A l’avant, Kaldrys montait un cheval alezan ; il l’avait choisi parce qu’il lui rappelait les petits gâteaux à la cannelle qu’il aimait manger. Et un cheval noir lui aurait évoqué son brave Onyx. Celui-ci aurait assurément été jaloux de le voir sur l’un de ses congères mais… il n’était pas fait pour la guerre. Les hurlements et les bruits des épées s’entrechoquant l’auraient sans doute apeuré.

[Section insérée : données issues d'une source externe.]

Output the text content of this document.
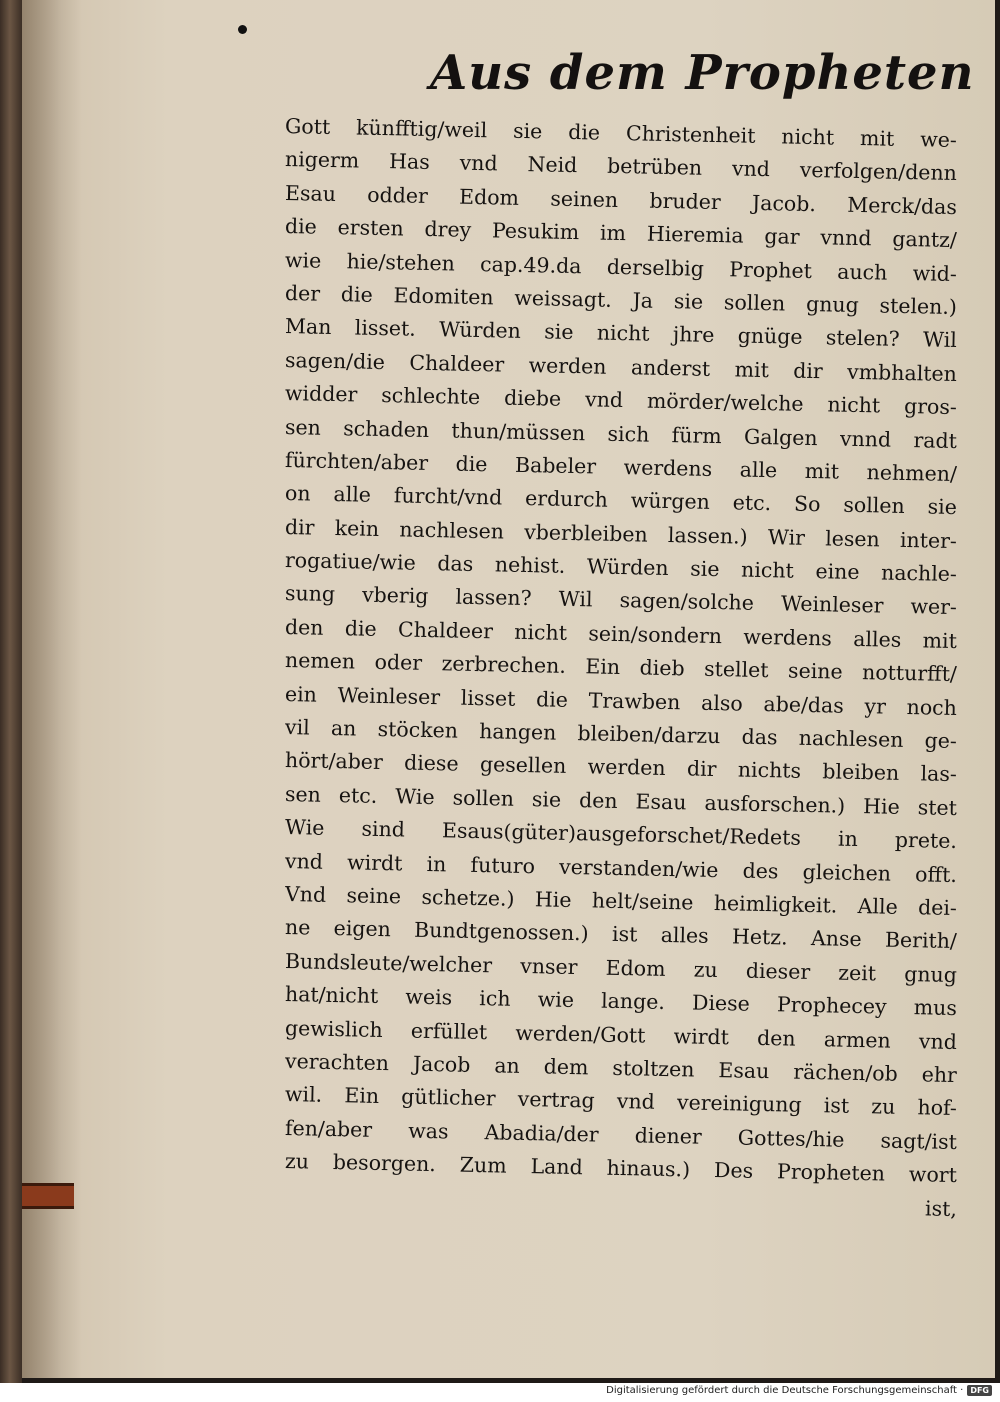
Aus dem Propheten
Gott künfftig/weil sie die Christenheit nicht mit we-
nigerm Has vnd Neid betrüben vnd verfolgen/denn
Esau odder Edom seinen bruder Jacob. Merck/das
die ersten drey Pesukim im Hieremia gar vnnd gantz/
wie hie/stehen cap.49.da derselbig Prophet auch wid-
der die Edomiten weissagt. Ja sie sollen gnug stelen.)
Man lisset. Würden sie nicht jhre gnüge stelen? Wil
sagen/die Chaldeer werden anderst mit dir vmbhalten
widder schlechte diebe vnd mörder/welche nicht gros-
sen schaden thun/müssen sich fürm Galgen vnnd radt
fürchten/aber die Babeler werdens alle mit nehmen/
on alle furcht/vnd erdurch würgen etc. So sollen sie
dir kein nachlesen vberbleiben lassen.) Wir lesen inter-
rogatiue/wie das nehist. Würden sie nicht eine nachle-
sung vberig lassen? Wil sagen/solche Weinleser wer-
den die Chaldeer nicht sein/sondern werdens alles mit
nemen oder zerbrechen. Ein dieb stellet seine notturfft/
ein Weinleser lisset die Trawben also abe/das yr noch
vil an stöcken hangen bleiben/darzu das nachlesen ge-
hört/aber diese gesellen werden dir nichts bleiben las-
sen etc. Wie sollen sie den Esau ausforschen.) Hie stet
Wie sind Esaus(güter)ausgeforschet/Redets in prete.
vnd wirdt in futuro verstanden/wie des gleichen offt.
Vnd seine schetze.) Hie helt/seine heimligkeit. Alle dei-
ne eigen Bundtgenossen.) ist alles Hetz. Anse Berith/
Bundsleute/welcher vnser Edom zu dieser zeit gnug
hat/nicht weis ich wie lange. Diese Prophecey mus
gewislich erfüllet werden/Gott wirdt den armen vnd
verachten Jacob an dem stoltzen Esau rächen/ob ehr
wil. Ein gütlicher vertrag vnd vereinigung ist zu hof-
fen/aber was Abadia/der diener Gottes/hie sagt/ist
zu besorgen. Zum Land hinaus.) Des Propheten wort
ist,
Digitalisierung gefördert durch die Deutsche Forschungsgemeinschaft · DFG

Suivi par le capitaine Roch Tellir et la garde royale, Kaldrys découvrit des régions de son royaume qu’il n’avait jamais visité. Depuis ces quatre dernières années, il s’était contenté de rester au palais ; les tentatives d’assassinat y étaient plus difficiles là-bas et il avait toujours eu peur de se trahir en ignorant des choses qu’il aurait dû savoir. Khiara avait beaucoup voyagé à travers Ymirgas avec le roi Drasyl. Elle connaissait parfaitement blasons et histoires des familles dirigeantes et les anecdotes qui les composaient dont elle avait parfois fait partie.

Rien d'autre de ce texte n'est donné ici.